After year-long proceedings, they were sentenced to time served and walked free. Was Maxwell’s crime 20 times as bad as theirs? Or four times as bad as manslaughter with such mitigating circumstances as the defendant’s tough childhood and a deficit of parental hugs?
I hope you realise I’m not trying to justify what she and Epstein did. If their constantly repopulated harem included underage girls, then a custodian sentence would certainly be just. And flying girls for illicit purposes all over the world breaks all sorts of US laws.
The Mann Act, for example, made it a felony to transport women across state lines “for the purpose of prostitution or debauchery”. Now, unlike the definition of sex crimes, the definition of debauchery gets narrower and narrower in our permissive times. These days the Act applies strictly to prostitution or other illicit sexual acts.
I’m sure that, even if Miss Maxwell didn’t violate the Mann act, she must have broken other similar laws. She deserved to be punished. But let’s keep things in perspective, shall we?
To make sure the perspective isn’t distorted, let’s discuss the issue without resorting to psychobabble, that capital crime perpetrated on language by the zeitgeist. Let’s forget about the lifelong trauma suffered by the young ladies Miss Maxwell steered into Epstein’s bed and her own, along with the beds of their friends.
We all have traumatic experiences going through life, and many of us, even those who have never been exploited for sexual purposes, can match those girls ten to one. And let’s not forget that, for all the talk about coercion, they acted of their own free will.

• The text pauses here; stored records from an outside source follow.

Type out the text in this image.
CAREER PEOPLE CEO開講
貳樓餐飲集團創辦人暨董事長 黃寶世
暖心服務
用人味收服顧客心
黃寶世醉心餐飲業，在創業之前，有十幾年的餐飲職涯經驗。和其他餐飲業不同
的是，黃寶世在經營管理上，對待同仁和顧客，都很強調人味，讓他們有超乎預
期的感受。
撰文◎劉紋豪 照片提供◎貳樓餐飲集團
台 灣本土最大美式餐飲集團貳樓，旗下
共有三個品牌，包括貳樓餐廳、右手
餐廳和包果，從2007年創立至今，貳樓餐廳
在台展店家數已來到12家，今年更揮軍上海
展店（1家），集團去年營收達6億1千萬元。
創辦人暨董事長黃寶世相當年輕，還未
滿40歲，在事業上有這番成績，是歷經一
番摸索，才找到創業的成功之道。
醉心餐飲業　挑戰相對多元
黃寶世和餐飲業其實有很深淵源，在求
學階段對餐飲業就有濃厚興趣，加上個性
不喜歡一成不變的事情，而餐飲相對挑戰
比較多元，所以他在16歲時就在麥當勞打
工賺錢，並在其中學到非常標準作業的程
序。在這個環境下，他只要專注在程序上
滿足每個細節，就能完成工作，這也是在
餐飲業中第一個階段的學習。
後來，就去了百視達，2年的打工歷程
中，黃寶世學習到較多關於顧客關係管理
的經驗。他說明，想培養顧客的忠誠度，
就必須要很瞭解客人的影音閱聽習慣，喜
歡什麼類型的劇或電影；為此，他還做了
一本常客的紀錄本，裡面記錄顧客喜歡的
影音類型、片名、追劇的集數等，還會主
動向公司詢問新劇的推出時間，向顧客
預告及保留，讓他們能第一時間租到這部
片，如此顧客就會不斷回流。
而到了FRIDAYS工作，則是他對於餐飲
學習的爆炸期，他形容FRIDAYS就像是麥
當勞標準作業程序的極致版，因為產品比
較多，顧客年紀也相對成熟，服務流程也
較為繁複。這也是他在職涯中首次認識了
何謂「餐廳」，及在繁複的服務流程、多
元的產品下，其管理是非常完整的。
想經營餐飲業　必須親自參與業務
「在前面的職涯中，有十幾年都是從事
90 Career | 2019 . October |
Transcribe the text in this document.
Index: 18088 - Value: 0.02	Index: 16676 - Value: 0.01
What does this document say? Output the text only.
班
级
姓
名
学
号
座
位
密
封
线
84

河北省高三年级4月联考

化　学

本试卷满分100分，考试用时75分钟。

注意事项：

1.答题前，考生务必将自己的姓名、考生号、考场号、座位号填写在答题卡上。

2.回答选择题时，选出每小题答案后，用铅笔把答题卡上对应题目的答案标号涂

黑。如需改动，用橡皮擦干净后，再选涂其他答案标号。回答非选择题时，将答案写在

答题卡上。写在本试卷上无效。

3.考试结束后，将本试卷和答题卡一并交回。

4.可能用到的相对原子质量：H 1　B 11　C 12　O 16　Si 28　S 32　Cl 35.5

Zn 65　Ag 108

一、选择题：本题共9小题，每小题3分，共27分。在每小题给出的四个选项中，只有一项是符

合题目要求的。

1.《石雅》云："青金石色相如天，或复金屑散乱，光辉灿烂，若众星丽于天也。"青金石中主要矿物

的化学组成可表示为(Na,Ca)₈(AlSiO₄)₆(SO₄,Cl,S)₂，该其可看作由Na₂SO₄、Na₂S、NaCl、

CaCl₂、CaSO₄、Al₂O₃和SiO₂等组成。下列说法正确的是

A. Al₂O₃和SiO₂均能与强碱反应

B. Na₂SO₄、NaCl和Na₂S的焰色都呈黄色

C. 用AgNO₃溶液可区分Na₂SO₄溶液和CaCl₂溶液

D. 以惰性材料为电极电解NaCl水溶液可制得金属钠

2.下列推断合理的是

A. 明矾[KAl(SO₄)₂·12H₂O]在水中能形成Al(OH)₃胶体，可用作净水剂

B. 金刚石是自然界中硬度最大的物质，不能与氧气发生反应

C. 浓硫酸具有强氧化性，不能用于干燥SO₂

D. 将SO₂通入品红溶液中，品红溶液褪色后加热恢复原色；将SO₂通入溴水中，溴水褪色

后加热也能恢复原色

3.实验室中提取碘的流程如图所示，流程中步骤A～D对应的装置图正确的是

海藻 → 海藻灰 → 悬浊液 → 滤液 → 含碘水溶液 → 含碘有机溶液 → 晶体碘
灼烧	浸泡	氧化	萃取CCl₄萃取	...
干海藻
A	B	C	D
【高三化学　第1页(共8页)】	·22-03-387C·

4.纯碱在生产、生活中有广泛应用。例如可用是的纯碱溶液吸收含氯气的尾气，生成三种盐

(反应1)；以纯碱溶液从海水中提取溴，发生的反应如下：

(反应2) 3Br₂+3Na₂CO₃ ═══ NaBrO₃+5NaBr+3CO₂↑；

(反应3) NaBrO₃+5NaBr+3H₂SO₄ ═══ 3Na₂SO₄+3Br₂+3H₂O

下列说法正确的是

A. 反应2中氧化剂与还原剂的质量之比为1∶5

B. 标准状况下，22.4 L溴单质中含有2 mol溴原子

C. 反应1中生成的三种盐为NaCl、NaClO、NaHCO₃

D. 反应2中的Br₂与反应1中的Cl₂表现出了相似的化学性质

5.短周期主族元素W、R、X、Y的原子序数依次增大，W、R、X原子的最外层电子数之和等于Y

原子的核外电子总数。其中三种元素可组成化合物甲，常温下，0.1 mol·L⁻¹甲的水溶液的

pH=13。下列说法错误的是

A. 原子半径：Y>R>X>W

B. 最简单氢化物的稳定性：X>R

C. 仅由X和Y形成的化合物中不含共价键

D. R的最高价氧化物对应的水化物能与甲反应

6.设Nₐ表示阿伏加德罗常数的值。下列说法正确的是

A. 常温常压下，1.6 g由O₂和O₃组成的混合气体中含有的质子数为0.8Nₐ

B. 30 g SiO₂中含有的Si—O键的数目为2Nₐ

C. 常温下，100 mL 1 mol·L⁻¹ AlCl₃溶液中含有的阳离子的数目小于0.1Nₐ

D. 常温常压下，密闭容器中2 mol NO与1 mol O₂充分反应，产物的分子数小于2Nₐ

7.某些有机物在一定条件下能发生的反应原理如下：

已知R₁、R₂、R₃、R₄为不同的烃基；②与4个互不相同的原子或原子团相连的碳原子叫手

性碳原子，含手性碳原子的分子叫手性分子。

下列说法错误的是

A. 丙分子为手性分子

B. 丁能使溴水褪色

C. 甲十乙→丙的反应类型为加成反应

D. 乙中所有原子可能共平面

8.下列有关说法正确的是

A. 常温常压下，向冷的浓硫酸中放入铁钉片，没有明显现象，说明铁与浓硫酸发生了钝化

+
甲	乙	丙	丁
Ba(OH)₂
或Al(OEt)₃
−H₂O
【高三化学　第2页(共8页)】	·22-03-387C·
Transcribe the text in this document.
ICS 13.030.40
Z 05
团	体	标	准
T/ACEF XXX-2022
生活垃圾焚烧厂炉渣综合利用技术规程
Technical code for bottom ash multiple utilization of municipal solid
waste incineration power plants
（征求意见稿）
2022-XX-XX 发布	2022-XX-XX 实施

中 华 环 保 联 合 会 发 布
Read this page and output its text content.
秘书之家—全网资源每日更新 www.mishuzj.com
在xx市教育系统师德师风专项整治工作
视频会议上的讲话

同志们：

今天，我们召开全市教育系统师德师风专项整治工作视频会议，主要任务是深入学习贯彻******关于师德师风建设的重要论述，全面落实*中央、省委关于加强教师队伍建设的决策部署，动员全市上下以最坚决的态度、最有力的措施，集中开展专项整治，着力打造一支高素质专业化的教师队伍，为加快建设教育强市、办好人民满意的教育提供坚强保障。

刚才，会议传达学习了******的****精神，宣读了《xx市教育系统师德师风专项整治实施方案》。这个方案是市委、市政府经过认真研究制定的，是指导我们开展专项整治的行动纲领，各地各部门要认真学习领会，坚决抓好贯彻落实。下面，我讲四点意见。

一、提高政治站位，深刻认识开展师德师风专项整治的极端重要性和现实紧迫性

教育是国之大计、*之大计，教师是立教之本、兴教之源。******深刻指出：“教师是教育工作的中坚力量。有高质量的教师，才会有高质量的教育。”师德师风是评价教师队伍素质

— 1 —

One could argue that any man wooing a woman seduces her with whatever tools he has at his disposal. It could be charm, sex appeal, dazzling conversation, easy access to cocaine, expensive gifts, cash, wining and dining, first-class travel to exotic places, lies, promise of career advancement – you name it. If the man’s aim is to get the woman into bed, he’d rummage through his bag of tricks and select one he knows will get him there more quickly.
How is that different from the way Ghislaine recruited Epstein’s harem? From what I’ve read, she didn’t use any physical force.
She might have misrepresented the situation, but then many men and women talk themselves up when out to seduce. Once Epstein and she had their jollies, they routinely passed the women on, but the women acquiesced.
They, including Lord Macpherson’s daughter, weren’t kept in a dungeon under lock and key. They could leave at any time, and they certainly didn’t have to keep going back for more, in some cases for years.
They did so because they loved the chance to live high on the hog in spectacular palaces, with private jets carrying them from one to another. Most of them also got paid handsome amounts, and some have since monetised their misfortune to the tune of millions. I’m sure there’s a valid moral difference between that and prostitution, but it escapes me at the moment.
That the Ghislaine and Jeffrey act was sleazy is beyond question. I wouldn’t even argue against its being criminal. I will, however, argue that a court that sentenced Miss Maxwell to 20 years was in its own, milder way as politicised as the Soviet kangaroo courts of my childhood.
At a time when morality came from God, rather than febrile political propaganda and books by mountebank shrinks, Miss Maxwell would have been fined and possibly banished from the capital for a few years. Now she stands a good chance of rotting in prison until she dies.
Then again, we all believe in progress, don’t we? Everything new is by definition better than anything old, including morality.
It’s our mission to fill in the rubrics left blank in the scriptural foundations of our civilisation, such as homosexual marriage, abortion on demand and the right to choose from the menu of 76 sexes. It’s only against this backdrop that Ghislaine Maxwell’s sentence makes sense.